Echt niemand is erbij gebaat als je op zo'n negatieve manier omgaat met taal. Het voornaamste effect is dat de proscriptivist impliciet laat weten: “Kijk, ik heb een fout ontdekt, ik weet wél goed hoe het hoort”. Maar iedereen maakt wel eens een foutje, en dat is helegaar niet erg. Je kunt ook gewoon bedenken dat foutjes erbij horen en meestal niet zo veel over de maker zeggen. En je kunt in plaats van lachen om iemands foutjes, ook lachen om iemands vondsten. Zullen we allemaal per direct @taalvondst gaan volgen? En de De Vereniging ter Bevordering van het Gebruik van Bedreigde Nederlandse Woorden en Uitdrukkingen (@VBGBNWU)? Een beter internet begint bij jezelf.
 

4 opmerkingen:

  1. Ik vind taal- en spelfoutjes helemaal niet zo erg, en ik maak ze zelf ook. Er wordt in de krantenwereld al jaren bezuinigd op de eindredactie en ligt de correctie steeds meer bij de journalist zelf. Op web-edities is eindredactie tegenwoordig vaak helemaal afwezig, zoals op de site van nrc.nl. Dat betekent meer foutjes in artikelen en meer zure reacties.

    Foutjes worden ook gemaakt door te snel schrijven en maar vluchtig overlezen, of helemaal niet teruglezen en gelijk verzenden. Jaren terug ben ik daardoor begonnen om met meer rust te schrijven en zo schrijf ik bijvoorbeeld getallen veelal voluit en gebruik ik nauwelijks meer afkortingen, m.b.t. schrijf ik gewoon als met betrekking tot. Dat geeft meer concentratie en rust en minder kans op foutjes. En dan is er nog de spellingchecker, daarmee voorkom ik ook veel slordige spelfouten. Maar je moet wel willen.

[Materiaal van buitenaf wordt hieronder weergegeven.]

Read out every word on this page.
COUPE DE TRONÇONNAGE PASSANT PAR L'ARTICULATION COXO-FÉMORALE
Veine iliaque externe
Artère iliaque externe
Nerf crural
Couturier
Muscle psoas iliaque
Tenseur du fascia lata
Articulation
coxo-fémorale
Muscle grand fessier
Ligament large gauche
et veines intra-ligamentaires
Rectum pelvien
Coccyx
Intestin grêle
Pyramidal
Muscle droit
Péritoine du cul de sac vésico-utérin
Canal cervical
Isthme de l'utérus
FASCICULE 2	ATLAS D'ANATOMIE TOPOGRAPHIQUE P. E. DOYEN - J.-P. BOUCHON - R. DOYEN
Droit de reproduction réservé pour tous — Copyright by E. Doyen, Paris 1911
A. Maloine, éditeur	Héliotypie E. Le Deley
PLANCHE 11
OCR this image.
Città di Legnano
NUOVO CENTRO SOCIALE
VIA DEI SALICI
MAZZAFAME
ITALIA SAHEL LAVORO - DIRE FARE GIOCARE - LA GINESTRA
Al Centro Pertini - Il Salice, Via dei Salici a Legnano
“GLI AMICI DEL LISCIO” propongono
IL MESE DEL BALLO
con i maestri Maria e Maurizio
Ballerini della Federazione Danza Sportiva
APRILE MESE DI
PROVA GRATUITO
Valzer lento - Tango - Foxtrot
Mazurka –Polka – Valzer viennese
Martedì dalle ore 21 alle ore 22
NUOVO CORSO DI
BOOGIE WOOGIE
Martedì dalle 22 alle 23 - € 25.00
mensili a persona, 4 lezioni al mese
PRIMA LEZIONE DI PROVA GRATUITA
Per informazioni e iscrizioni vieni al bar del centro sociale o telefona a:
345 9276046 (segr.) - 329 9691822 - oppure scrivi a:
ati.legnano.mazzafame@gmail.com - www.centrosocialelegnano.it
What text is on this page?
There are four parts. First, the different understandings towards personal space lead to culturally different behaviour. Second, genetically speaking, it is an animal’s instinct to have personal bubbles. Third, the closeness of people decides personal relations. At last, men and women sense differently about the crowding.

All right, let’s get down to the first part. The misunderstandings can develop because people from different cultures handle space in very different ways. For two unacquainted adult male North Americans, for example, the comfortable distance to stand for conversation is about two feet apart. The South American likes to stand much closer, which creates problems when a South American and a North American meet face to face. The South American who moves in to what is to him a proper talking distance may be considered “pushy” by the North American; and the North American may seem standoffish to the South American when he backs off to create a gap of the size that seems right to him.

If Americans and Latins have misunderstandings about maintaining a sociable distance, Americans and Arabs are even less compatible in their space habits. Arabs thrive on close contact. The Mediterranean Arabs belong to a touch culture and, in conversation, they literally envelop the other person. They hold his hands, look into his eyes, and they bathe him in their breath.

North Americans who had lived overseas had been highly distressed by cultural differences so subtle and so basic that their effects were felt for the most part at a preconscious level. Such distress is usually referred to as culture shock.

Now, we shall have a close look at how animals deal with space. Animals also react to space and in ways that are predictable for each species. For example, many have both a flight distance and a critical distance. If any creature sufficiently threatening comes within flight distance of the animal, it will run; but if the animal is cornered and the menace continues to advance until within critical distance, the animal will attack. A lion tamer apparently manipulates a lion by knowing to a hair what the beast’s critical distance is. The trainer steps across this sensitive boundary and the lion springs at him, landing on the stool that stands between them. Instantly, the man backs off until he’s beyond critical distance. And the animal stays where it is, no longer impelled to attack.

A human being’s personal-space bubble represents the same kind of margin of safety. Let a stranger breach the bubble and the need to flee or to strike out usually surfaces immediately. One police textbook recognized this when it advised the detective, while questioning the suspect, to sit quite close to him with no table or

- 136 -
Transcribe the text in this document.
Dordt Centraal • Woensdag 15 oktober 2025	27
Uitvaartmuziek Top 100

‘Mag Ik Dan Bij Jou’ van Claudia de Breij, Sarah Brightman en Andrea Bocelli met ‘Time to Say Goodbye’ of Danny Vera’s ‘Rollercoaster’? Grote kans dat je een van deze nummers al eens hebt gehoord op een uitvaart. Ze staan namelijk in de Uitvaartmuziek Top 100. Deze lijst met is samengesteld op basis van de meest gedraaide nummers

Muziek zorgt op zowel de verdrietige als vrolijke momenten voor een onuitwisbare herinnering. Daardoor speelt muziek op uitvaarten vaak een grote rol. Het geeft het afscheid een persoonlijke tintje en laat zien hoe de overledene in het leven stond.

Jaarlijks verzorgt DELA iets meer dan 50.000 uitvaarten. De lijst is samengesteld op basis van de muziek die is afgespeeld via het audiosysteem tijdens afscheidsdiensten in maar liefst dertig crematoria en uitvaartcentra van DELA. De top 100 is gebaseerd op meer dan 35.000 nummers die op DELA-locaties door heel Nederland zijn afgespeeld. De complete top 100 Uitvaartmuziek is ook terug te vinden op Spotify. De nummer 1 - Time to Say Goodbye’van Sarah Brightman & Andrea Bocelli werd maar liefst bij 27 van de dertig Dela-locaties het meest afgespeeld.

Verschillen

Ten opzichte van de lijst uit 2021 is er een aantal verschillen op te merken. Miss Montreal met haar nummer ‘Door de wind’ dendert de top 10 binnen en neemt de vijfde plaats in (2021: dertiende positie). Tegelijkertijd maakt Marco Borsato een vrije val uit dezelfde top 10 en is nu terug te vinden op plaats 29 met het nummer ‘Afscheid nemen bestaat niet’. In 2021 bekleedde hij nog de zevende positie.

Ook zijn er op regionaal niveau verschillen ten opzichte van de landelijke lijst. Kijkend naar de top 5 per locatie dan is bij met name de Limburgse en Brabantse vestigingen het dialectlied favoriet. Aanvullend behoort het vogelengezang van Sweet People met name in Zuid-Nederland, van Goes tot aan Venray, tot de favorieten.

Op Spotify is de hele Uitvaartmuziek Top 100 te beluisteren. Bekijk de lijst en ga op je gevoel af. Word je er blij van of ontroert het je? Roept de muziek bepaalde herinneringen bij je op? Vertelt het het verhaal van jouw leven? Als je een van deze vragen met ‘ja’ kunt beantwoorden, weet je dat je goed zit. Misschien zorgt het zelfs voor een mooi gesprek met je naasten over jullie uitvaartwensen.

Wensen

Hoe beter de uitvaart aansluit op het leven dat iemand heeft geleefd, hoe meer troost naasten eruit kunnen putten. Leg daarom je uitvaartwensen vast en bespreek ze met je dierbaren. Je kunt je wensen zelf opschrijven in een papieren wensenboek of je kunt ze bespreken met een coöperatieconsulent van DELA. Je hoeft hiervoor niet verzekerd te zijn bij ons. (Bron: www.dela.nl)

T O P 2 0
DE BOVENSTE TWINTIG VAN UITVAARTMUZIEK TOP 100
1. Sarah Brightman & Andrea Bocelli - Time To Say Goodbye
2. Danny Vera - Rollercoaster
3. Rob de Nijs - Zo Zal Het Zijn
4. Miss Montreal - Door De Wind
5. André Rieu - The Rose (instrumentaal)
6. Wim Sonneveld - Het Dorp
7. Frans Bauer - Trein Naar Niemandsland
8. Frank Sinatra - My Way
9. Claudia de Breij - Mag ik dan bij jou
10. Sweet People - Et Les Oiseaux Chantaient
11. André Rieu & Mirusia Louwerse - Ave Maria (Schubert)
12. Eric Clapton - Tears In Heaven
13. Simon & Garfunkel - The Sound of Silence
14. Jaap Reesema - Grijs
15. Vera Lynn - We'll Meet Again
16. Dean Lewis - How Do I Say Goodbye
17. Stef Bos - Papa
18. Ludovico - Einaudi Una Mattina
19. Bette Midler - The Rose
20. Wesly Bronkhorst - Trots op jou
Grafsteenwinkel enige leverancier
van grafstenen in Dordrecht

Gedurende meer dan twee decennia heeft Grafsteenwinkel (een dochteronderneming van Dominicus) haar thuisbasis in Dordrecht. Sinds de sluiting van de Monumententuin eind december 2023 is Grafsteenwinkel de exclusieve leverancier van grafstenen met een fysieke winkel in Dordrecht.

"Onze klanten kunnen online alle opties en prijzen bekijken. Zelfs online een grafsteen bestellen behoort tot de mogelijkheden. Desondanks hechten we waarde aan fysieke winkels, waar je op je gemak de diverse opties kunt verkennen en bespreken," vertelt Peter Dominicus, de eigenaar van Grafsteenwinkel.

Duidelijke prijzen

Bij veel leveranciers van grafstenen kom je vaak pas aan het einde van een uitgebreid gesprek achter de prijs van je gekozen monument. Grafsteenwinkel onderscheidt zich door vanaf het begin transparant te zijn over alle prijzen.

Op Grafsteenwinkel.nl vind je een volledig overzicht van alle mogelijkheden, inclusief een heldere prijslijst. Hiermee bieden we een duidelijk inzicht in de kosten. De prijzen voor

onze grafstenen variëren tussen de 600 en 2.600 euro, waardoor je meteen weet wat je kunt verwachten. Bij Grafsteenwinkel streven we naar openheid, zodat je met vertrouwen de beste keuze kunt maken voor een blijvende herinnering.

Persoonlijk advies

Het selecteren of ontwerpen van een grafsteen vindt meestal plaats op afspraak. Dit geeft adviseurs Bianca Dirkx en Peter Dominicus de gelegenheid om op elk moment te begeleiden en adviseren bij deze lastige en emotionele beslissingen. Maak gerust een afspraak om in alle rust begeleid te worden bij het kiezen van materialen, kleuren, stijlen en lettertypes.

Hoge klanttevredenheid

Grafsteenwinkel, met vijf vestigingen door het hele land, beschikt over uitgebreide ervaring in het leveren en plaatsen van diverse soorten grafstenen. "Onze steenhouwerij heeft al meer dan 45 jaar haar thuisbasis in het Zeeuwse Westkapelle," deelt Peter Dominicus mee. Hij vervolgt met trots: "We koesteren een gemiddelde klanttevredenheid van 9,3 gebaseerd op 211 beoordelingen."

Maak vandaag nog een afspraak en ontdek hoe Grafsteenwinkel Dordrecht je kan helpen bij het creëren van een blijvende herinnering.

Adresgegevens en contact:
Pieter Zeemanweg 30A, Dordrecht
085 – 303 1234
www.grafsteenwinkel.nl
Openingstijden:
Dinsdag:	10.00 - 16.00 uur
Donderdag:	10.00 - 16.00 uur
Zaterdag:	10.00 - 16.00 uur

    En er zijn denk ik wel degelijk veel mensen die hun taal op latere leeftijd willen bijschaven. Denk aan de populariteit van de taaladviezen van Onze Taal, schrijfwijzers zoals die van Renkema, en het grote aantal mensen (meer dan 150.000 mensen per dag) dat meedoet aan de spellingsite van beterspellen.nl. Education permanente.

    Dan moet ik nog denken aan Skitt's law, die houdt in dat mensen die anderen op taalfouten wijzen, vaak in hun reactie ook weer een fout maken. Van de pot en de ketel. Ik ben benieuwd of deze reactie ook foutloos is.

    BeantwoordenVerwijderen
  2. Als ik met schaatsen een foute wissel maakt, merkt niemand het. Bij Sven Kramer wel. "Hoge bomen vangen veel wind" zeggen we dan. Als je een beetje handig bent, gebruik je dat. Hoe groter het podium, hoe meer zorgvuldigheid je mag verwachten. Het feit dat journalisten snelheid voorrang geven aan kwaliteit, vind ik bedenkelijk, maar op bepaalde momenten ook wel prettig. Als ze niet snel genoeg zijn, klikt hun ongeduldige publiek weg. 't Is maar net wie je wil bereiken met je teksten.

    BeantwoordenVerwijderen
  3. Omgeaaid is mooi. Typo's zijn zeer onschuldig. Er zijn vele soorten taal- en spelfoutjes. Als er bij ernstiger taalslordigheden, die er bijvoorbeeld toe leiden dat je niet meer zomaar begrijpt wat men bedoelt, wordt geroepen: 'ja maar: taal is een levend ding', is het misschien leuk om te bedenken: en daarom is het goed om een beetje op te letten of het klopt wat je schrijft.

    BeantwoordenVerwijderen
    Reacties
    1. Ja het is zeker mooi, en grappig, dat ontkennen we ook niet, maar we vestigen wel de aandacht op wat het voor effect heeft. Goed om gewoon soms bij stil te staan.